The king had sent Generals Yu Rim and Im KyÖng-up to aid in the taking of Ka-do Island in the north. In the third moon Gen. Mabuda took fifty boats and crossed over from the mainland to the west side of these islands, which the Chinese garrison had left unprotected. Landing his force he ascended at night a hill to the rear of the Chinese camp. With the morning dawn he made a sudden and fierce attack. Meanwhile the Korean general Im KyÖng-up had arrived with forty boats and had disembarked on the eastern shore. The Chinese, thrown into confusion, rushed down to the shore and tumbled into these forty boats that they found unguarded. But the crowd was so great that only a small fraction could be accommodated. As a consequence they swamped most of the boats and hundreds perished.

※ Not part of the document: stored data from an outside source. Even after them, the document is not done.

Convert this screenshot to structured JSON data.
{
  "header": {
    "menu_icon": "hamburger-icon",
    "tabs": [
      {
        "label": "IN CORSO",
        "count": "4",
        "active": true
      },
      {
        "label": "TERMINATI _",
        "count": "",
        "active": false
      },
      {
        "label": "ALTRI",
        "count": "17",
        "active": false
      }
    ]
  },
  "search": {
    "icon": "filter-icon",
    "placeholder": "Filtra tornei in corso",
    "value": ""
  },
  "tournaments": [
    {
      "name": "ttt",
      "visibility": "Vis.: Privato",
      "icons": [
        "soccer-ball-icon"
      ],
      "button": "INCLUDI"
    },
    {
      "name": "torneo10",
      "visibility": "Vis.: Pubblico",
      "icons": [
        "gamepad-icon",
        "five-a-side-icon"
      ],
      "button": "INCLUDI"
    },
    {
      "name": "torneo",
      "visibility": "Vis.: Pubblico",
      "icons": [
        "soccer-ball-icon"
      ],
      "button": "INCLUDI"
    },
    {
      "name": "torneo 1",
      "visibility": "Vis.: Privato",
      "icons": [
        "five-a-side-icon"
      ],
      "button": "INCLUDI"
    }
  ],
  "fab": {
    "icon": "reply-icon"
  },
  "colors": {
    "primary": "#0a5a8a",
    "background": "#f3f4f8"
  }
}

The Chinese commander, seeing that all was lost, committed suicide. There were still great numbers of Chinese among the mountains fighting desperately. These were all cut down. It is said that in this short campaign between forty and fifty thousand Chinese were killed. During the unequal battle the Chinese kept calling out, “What cause for enmity is there between Korea and China?” This was of course addressed to the Koreans who fought with the Manchus. After the battle the Manchu general Kong Yu-duk gave generals Im and Yu a present of 250 Chinese captives, but the former said, “I do not care for these men. Exchange them for a like number of Korean captives who are going into Manchuria as slaves.” This was done, and Gen. Im’s name has come down to posterity fragrant with the odor of this unselfish deed.